As one rises, in a large elevator or on a simple steel stair, the first-floor galleries are useful but unspectacular. They are, however, well filled with the Towner’s admirably coherent collection, which focuses on the land and seascapes of the south coast and embraces art by Eric Ravilious (of whose work it has the finest collection), Christopher Wood, William Nicholson and Duncan Grant.

The site faces away from the sea in a dip on a dull suburban road. But Mather has oriented it towards the South Downs so the chalk cliffs that define both the surrounding landscape and the art on the walls root the building in its location. The crests of the Downs are glimpsed through circulation spaces and even from the elevator, while the café lifts the sparse interior above neo-vernacular brick dullness.

The building is crowned by a second-floor gallery that is as fine as an artist or curator could ask for. Lofty but not too tall, crisply detailed but rough and understated enough not to detract from the art, it is shown off wonderfully by the current exhibition of work by Chilean artist Iván Navarro.
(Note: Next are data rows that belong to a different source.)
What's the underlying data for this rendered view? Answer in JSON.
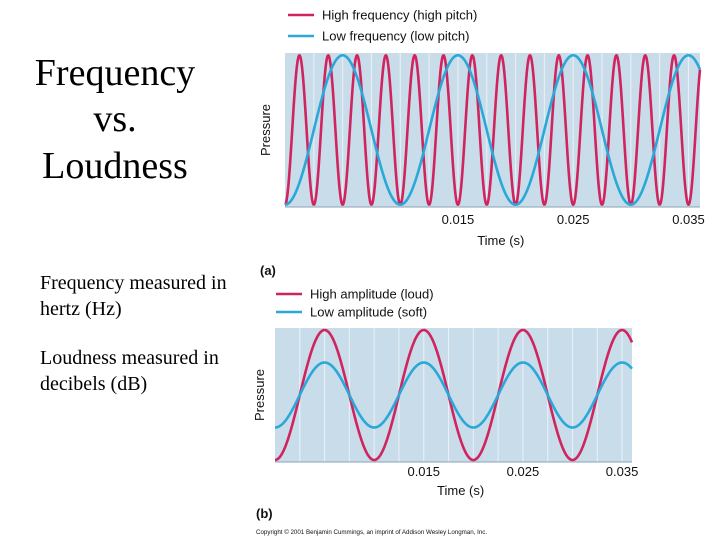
{
  "slide": {
    "title_lines": [
      "Frequency",
      "vs.",
      "Loudness"
    ],
    "bullets": [
      "Frequency measured in hertz (Hz)",
      "Loudness measured in decibels (dB)"
    ],
    "credit": "Copyright © 2001 Benjamin Cummings, an imprint of Addison Wesley Longman, Inc."
  },
  "colors": {
    "high": "#d0245f",
    "low": "#2aa8d8",
    "plot_bg": "#c9dcea",
    "grid": "#e8f0f6"
  },
  "chart_data": [
    {
      "type": "line",
      "panel_label": "(a)",
      "xlabel": "Time (s)",
      "ylabel": "Pressure",
      "xlim": [
        0,
        0.036
      ],
      "ylim": [
        -1,
        1
      ],
      "xticks": [
        0.015,
        0.025,
        0.035
      ],
      "xtick_labels": [
        "0.015",
        "0.025",
        "0.035"
      ],
      "grid": true,
      "legend_position": "top",
      "series": [
        {
          "name": "High frequency (high pitch)",
          "color_key": "high",
          "amplitude": 1.0,
          "frequency_hz": 400,
          "phase_deg": -90
        },
        {
          "name": "Low frequency (low pitch)",
          "color_key": "low",
          "amplitude": 1.0,
          "frequency_hz": 100,
          "phase_deg": -90
        }
      ]
    },
    {
      "type": "line",
      "panel_label": "(b)",
      "xlabel": "Time (s)",
      "ylabel": "Pressure",
      "xlim": [
        0,
        0.036
      ],
      "ylim": [
        -1,
        1
      ],
      "xticks": [
        0.015,
        0.025,
        0.035
      ],
      "xtick_labels": [
        "0.015",
        "0.025",
        "0.035"
      ],
      "grid": true,
      "legend_position": "top",
      "series": [
        {
          "name": "High amplitude (loud)",
          "color_key": "high",
          "amplitude": 1.0,
          "frequency_hz": 100,
          "phase_deg": -90
        },
        {
          "name": "Low amplitude (soft)",
          "color_key": "low",
          "amplitude": 0.5,
          "frequency_hz": 100,
          "phase_deg": -90
        }
      ]
    }
  ]
}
Fluorescent tube characters line the walls, imitating Otl Aicher’s memorably minimal pictograms for the 1972 Olympics and illuminating the gallery curiously, almost spotlighting it from below to bring the ceiling into sharp focus.

But, while it is a superb volume, a space that echoes the Kunsthalle model of Germany and Switzerland, I am astonished by the lack of natural top light in a gallery that sits above the building. I am sure it is easier to control lights with a switch but the coast seems to me so dependent on its changing light that this is an inexplicable omission. Another jarring problem is the hideous curving façade that wraps round the far side of the building. Its random, deep openings seem to want to recall Le Corbusier’s chapel at Ronchamp but the papery thinness of the render makes them instead like bad developer’s moderne.

Mather achieved something similar to the Towner with his extension to the Lyric Theatre in Hammersmith, London – an intelligent, pared-down modernism, sympathetic to a slightly ugly neighbour, urbane, robust and good value. At Eastbourne, he has built a gallery as contemporary and broadly enjoyable as the iron and glass seaside concoctions of the seafront were in their day.